Benchmarking CUDA, CuPy, and Triton Kernel Optimizations for 3D Point Cloud Segmentation: An Empirical Comparison of Latency, Memory Efficiency, and GPU Utilization

Yuhan Li; Mingzhuo Yu

doi:10.69987/JACS.2026.60503

Authors

Yuhan Li Computer Science, Northeastern University, MA, USA Author
Mingzhuo Yu Computer Science, Northeastern University, MA, USA Author

DOI:

https://doi.org/10.69987/JACS.2026.60503

Keywords:

GPU kernel optimization, point cloud segmentation primitives, CUDA benchmarking, parallel computing performance

Abstract

Real-time 3D point cloud segmentation pipelines depend on several latency-sensitive GPU primitives, yet the practical performance tradeoffs among different GPU programming abstractions remain insufficiently quantified for these kernels.
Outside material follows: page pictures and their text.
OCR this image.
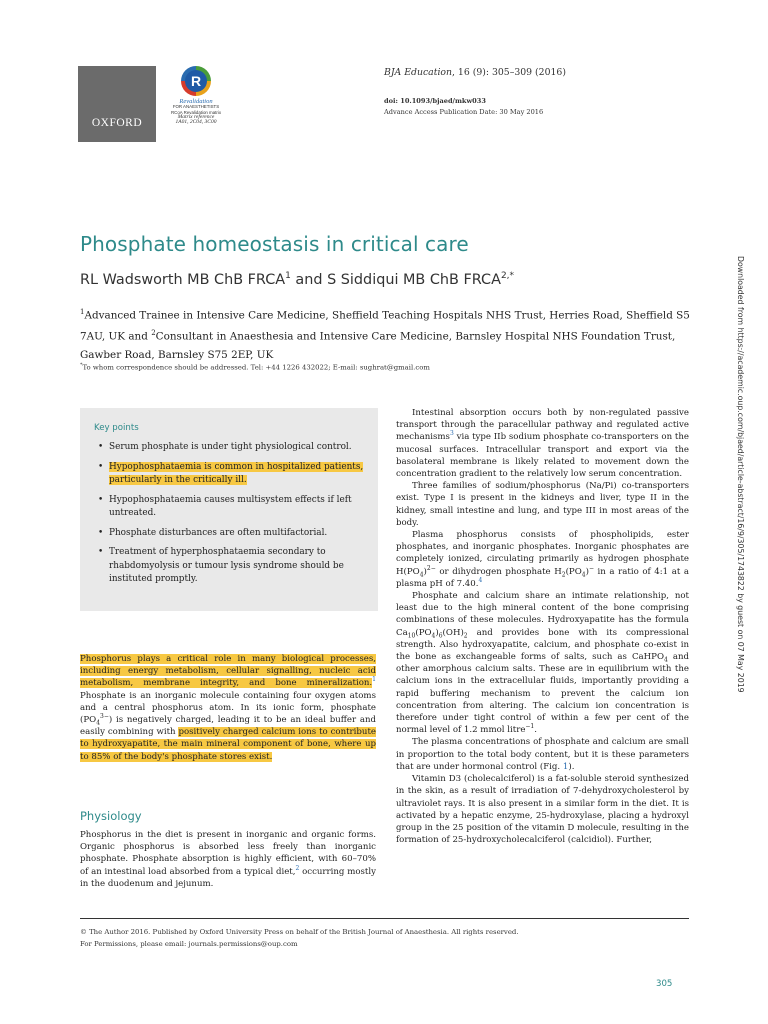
OXFORD
R
Revalidation
FOR ANAESTHETISTS
RCoA Revalidation matrix
Matrix reference
1A01, 2C04, 3C00
BJA Education, 16 (9): 305–309 (2016)
doi: 10.1093/bjaed/mkw033
Advance Access Publication Date: 30 May 2016
Phosphate homeostasis in critical care
RL Wadsworth MB ChB FRCA$^1$ and S Siddiqui MB ChB $FRCA^{2,*}$
$^1$Advanced Trainee in Intensive Care Medicine, Sheffield Teaching Hospitals NHS Trust, Herries Road, Sheffield S5 7AU, UK and $^2$Consultant in Anaesthesia and Intensive Care Medicine, Barnsley Hospital NHS Foundation Trust, Gawber Road, Barnsley S75 2EP, UK
*To whom correspondence should be addressed. Tel: +44 1226 432022; E-mail: sughrat@gmail.com
Key points
• Serum phosphate is under tight physiological control.
• Hypophosphataemia is common in hospitalized patients, particularly in the critically ill.
• Hypophosphataemia causes multisystem effects if left untreated.
• Phosphate disturbances are often multifactorial.
• Treatment of hyperphosphataemia secondary to rhabdomyolysis or tumour lysis syndrome should be instituted promptly.

Phosphorus plays a critical role in many biological processes, including energy metabolism, cellular signalling, nucleic acid metabolism, membrane integrity, and bone mineralization.$^1$ Phosphate is an inorganic molecule containing four oxygen atoms and a central phosphorus atom. In its ionic form, phosphate $(PO_4^{3-})$ is negatively charged, leading it to be an ideal buffer and easily combining with positively charged calcium ions to contribute to hydroxyapatite, the main mineral component of bone, where up to 85% of the body's phosphate stores exist.

Physiology

Phosphorus in the diet is present in inorganic and organic forms. Organic phosphorus is absorbed less freely than inorganic phosphate. Phosphate absorption is highly efficient, with 60–70% of an intestinal load absorbed from a typical diet,$^2$ occurring mostly in the duodenum and jejunum.

Intestinal absorption occurs both by non-regulated passive transport through the paracellular pathway and regulated active mechanisms$^3$ via type IIb sodium phosphate co-transporters on the mucosal surfaces. Intracellular transport and export via the basolateral membrane is likely related to movement down the concentration gradient to the relatively low serum concentration.

Three families of sodium/phosphorus (Na/Pi) co-transporters exist. Type I is present in the kidneys and liver, type II in the kidney, small intestine and lung, and type III in most areas of the body.

Plasma phosphorus consists of phospholipids, ester phosphates, and inorganic phosphates. Inorganic phosphates are completely ionized, circulating primarily as hydrogen phosphate $H(PO_4)^{2-}$ or dihydrogen phosphate $H_2(PO_4)^-$ in a ratio of 4:1 at a plasma pH of 7.40.$^4$

Phosphate and calcium share an intimate relationship, not least due to the high mineral content of the bone comprising combinations of these molecules. Hydroxyapatite has the formula $Ca_{10}(PO_4)_6(OH)_2$ and provides bone with its compressional strength. Also hydroxyapatite, calcium, and phosphate co-exist in the bone as exchangeable forms of salts, such as CaHPO$_4$ and other amorphous calcium salts. These are in equilibrium with the calcium ions in the extracellular fluids, importantly providing a rapid buffering mechanism to prevent the calcium ion concentration from altering. The calcium ion concentration is therefore under tight control of within a few per cent of the normal level of 1.2 mmol litre$^{-1}$.

The plasma concentrations of phosphate and calcium are small in proportion to the total body content, but it is these parameters that are under hormonal control (Fig. 1).

Vitamin D3 (cholecalciferol) is a fat-soluble steroid synthesized in the skin, as a result of irradiation of 7-dehydroxycholesterol by ultraviolet rays. It is also present in a similar form in the diet. It is activated by a hepatic enzyme, 25-hydroxylase, placing a hydroxyl group in the 25 position of the vitamin D molecule, resulting in the formation of 25-hydroxycholecalciferol (calcidiol). Further,

Downloaded from https://academic.oup.com/bjaed/article-abstract/16/9/305/1743822 by guest on 07 May 2019
© The Author 2016. Published by Oxford University Press on behalf of the British Journal of Anaesthesia. All rights reserved.
For Permissions, please email: journals.permissions@oup.com
305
This paper presents a controlled empirical benchmark of three implementation pathways—native CUDA kernels, CuPy-accelerated vectorized routines, and Triton kernels—across three representative segmentation primitives: farthest point sampling, ball query neighborhood search, and sparse convolution. Experiments are conducted on NVIDIA A100 and RTX 4090 GPUs using SemanticKITTI and ScanNet to cover both outdoor LiDAR and indoor RGB-D spatial statistics. Performance is evaluated in terms of kernel execution latency, peak GPU memory consumption, achieved memory-bandwidth utilization, and streaming multiprocessor occupancy, with profiling data collected via NVIDIA Nsight Compute. Additional ablations examine the impact of shared memory tiling, kernel fusion, and AoS-versus-SoA data layout transformations. Results show that hand-tuned CUDA kernels deliver the lowest latency on irregular-access operations such as ball query (1.87 ms at 120K input points and 4096 query centers on A100), while Triton remains competitive on regular compute patterns such as sparse convolution with substantially less implementation code. CuPy performs well for rapid prototyping on FPS and sparse convolution, but drops to roughly 55% of CUDA performance on irregular ball query because its practical high-level formulation relies on chunked dense distance blocks rather than the explicit spatial indexing used in the lower-level implementations. These findings provide quantitative guidance for selecting a GPU implementation pathway under different performance, development-effort, and deployment constraints.